Court Dismisses Lawsuit Challenging U.S. Drone Killings of Three Americans
April 4, 2014
WASHINGTON - A
federal district court today dismissed a lawsuit challenging the
constitutionality of the targeted killing of three American citizens by
U.S. drones in Yemen in 2011. The American Civil Liberties Union and the
Center for Constitutional Rights (CCR) filed the case on behalf of the
families of Anwar Al-Aulaqi, Samir Khan, and Al-Aulaqi’s 16-year-old
son, Abdulrahman.
Plaintiff Nasser Al-Aulaqi, the father of Anwar and
grandfather of Abdulrahman, said, “I am deeply disappointed by the
judge’s decision and in the American justice system.What I am asking is
simply for the government to account to a court its killings of my
American son and grandson, and for the court to decide if those killings
were lawful. Like any parent or grandparent would, I want answers from
the government when it decides to take life, but all I have got so far
is secrecy and a refusal even to explain.”
In May, the Obama administration publicly acknowledged
responsibility for the killings, but the Justice Department continued to
argue in court that national security concerns bar any judicial review
of the government’s actions. In response to this broad claim, Judge
Rosemary M. Collyer stated at oral argument that “the executive is not
an effective check on the executive,” and in her opinion, she rejected
the government’s argument that the case presented a “political question”
that prevented the judiciary from hearing it at all. Nonetheless, she
dismissed the case.
Said Center for Constitutional Rights Senior Attorney
Maria LaHood, “Judge Collyer effectively convicted Anwar Al-Aulaqi
posthumously based on the government’s own say-so, and found that the
constitutional rights of 16-year-old Abdulrahman Al-Aulaqi and Samir
Khan weren’t violated because the government didn’t target them. It
seems there’s no remedy if the government intended to kill you, and no
remedy if it didn’t. This decision is a true travesty of justice for
our constitutional democracy, and for all victims of the U.S.
government’s unlawful killings.”
Said ACLU National Security Project Director Hina
Shamsi, one of the attorneys who argued the case,“This is a deeply
troubling decision that treats the government's allegations as proof
while refusing to allow those allegations to be tested in court. The
court's view that it cannot provide a remedy for extrajudicial killings
when the government claims to be at war, even far from any battlefield,
is profoundly at odds with the Constitution. It is precisely when
individual liberties are under such grave threat that we need the courts
to act to defend them. In holding that violations of U.S. citizens'
right to life cannot be heard in a federal courtroom, the court
abdicated its constitutional role."
The case, Al-Aulaqi v. Panetta,was
filed in July 2012 and argued in July 2013. It names as defendants
former Defense Secretary Leon Panetta; former CIA Director David
Petraeus; Adm. William H. McRaven, Commander of the U.S. Special
Operations Command; and Gen. Joseph Votel, Commander of the Joint
Special Operations Command.
In 2010, following press reports that the U.S.

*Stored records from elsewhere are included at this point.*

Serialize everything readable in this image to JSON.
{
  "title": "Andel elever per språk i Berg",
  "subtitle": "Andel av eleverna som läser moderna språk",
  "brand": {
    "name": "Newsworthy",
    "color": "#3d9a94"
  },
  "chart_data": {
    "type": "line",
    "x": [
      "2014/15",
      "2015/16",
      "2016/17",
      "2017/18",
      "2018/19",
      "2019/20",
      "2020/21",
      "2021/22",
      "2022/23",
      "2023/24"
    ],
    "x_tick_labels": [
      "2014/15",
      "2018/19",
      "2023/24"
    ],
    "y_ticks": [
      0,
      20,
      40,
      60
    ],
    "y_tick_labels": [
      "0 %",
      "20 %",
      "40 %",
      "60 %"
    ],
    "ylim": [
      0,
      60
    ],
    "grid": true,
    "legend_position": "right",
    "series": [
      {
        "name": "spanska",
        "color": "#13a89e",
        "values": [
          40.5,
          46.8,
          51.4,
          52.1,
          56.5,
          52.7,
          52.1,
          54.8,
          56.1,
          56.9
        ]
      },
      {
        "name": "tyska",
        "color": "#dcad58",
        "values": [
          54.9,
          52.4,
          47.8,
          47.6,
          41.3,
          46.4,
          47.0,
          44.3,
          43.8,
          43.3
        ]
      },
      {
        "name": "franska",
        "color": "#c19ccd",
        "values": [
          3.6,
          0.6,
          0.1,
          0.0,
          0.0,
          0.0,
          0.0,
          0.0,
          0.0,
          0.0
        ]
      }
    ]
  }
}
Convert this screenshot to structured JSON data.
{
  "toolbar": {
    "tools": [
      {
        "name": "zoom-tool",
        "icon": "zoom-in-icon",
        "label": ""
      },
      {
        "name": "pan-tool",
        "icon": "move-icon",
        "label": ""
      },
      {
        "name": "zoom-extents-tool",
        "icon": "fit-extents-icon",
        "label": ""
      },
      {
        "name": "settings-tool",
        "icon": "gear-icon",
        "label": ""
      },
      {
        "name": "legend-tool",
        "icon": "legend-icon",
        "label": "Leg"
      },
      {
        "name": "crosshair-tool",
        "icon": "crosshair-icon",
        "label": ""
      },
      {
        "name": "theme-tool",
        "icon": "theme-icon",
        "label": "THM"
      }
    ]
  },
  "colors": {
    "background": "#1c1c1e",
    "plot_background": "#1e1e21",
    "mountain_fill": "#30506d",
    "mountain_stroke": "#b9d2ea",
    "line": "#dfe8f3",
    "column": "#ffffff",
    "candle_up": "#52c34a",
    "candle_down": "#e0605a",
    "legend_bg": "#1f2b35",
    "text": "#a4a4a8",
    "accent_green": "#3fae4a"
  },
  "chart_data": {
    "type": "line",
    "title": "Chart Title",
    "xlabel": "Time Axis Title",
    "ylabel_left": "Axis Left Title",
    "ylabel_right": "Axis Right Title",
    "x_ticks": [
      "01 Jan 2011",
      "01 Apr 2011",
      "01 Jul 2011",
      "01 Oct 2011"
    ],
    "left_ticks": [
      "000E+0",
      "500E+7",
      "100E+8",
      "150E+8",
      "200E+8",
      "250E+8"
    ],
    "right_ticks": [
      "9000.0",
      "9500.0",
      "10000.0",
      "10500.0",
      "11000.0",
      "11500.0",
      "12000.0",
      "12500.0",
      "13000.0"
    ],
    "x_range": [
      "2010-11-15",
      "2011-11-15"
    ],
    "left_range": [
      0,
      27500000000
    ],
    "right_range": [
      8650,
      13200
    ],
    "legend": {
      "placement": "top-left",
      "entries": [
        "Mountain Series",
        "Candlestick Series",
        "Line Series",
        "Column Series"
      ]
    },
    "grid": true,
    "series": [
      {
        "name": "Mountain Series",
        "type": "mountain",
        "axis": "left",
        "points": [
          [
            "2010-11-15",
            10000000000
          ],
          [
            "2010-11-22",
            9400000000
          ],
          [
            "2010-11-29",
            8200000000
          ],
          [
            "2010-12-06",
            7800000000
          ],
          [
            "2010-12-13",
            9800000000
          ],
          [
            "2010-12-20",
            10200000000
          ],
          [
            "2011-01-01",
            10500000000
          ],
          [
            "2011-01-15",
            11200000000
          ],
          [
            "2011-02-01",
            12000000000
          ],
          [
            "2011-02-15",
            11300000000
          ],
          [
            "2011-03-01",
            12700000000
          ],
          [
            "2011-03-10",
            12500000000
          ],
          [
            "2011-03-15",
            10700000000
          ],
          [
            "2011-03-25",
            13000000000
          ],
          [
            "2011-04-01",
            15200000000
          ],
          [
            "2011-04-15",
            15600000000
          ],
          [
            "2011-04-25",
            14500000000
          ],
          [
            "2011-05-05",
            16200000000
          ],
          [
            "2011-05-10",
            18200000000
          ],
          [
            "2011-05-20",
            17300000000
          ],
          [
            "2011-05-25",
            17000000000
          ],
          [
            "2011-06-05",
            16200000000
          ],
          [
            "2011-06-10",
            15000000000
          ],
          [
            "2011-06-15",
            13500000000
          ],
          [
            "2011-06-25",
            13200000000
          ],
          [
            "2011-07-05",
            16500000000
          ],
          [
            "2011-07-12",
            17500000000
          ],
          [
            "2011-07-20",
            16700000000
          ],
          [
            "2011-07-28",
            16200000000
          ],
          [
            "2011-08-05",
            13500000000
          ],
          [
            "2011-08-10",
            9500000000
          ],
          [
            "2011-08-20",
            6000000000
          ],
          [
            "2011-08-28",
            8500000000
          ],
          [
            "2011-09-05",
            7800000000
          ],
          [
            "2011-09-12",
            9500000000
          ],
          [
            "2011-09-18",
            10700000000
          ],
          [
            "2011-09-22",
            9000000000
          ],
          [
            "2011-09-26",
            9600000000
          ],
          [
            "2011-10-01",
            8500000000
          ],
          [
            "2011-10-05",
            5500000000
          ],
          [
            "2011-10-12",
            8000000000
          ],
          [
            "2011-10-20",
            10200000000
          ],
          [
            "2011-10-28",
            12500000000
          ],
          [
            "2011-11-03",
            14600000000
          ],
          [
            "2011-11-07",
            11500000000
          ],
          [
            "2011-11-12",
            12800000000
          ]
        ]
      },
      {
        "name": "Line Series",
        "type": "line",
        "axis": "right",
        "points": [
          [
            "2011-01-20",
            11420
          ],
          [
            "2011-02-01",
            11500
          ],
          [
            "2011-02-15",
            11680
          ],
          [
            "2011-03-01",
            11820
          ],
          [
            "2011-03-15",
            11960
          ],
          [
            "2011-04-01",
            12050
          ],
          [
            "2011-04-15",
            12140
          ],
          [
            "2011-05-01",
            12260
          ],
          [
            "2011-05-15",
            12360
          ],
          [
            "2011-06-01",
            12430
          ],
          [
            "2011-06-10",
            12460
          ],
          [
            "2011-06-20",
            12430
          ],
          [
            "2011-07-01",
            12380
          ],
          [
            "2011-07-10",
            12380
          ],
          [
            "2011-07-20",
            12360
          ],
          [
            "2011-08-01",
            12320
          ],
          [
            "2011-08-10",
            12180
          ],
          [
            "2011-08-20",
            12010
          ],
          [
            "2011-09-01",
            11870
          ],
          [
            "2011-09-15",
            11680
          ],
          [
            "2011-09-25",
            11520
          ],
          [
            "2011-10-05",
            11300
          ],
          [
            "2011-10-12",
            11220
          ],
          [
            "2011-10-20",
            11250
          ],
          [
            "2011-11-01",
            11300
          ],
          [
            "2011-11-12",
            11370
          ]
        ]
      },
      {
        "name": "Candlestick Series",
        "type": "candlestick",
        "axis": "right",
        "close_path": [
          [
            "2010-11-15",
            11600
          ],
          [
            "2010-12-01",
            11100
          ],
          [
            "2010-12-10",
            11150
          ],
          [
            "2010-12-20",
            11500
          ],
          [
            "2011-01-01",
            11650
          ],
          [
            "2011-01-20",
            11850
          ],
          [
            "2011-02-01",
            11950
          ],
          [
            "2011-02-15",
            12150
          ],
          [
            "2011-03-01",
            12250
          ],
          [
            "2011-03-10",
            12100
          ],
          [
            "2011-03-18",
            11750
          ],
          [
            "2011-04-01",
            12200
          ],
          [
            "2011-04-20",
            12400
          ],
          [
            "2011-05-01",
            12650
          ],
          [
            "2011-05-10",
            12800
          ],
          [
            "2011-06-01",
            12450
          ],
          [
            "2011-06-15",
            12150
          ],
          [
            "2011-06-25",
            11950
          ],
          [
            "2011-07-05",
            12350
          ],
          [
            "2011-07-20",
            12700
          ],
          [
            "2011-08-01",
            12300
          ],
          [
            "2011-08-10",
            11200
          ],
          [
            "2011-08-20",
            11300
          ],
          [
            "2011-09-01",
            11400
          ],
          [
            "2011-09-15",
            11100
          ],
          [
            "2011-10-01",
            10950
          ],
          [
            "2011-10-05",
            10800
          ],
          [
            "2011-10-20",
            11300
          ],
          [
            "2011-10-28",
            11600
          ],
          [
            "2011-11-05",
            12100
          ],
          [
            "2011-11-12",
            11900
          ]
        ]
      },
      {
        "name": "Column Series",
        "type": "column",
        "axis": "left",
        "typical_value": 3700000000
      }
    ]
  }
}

government had put Anwar Al-Aulaqi on government “kill lists,” CCR and
the ACLU filed their previous lawsuit
representing Nasser Al-Aulaqi challenging the government’s authority to
kill his son. The court dismissed that case on the grounds that Nasser
Al-Aulaqi did not have legal standing to challenge the targeting of his
son and that the request for before-the-fact judicial review raised
“political questions” not appropriate for the court to decide.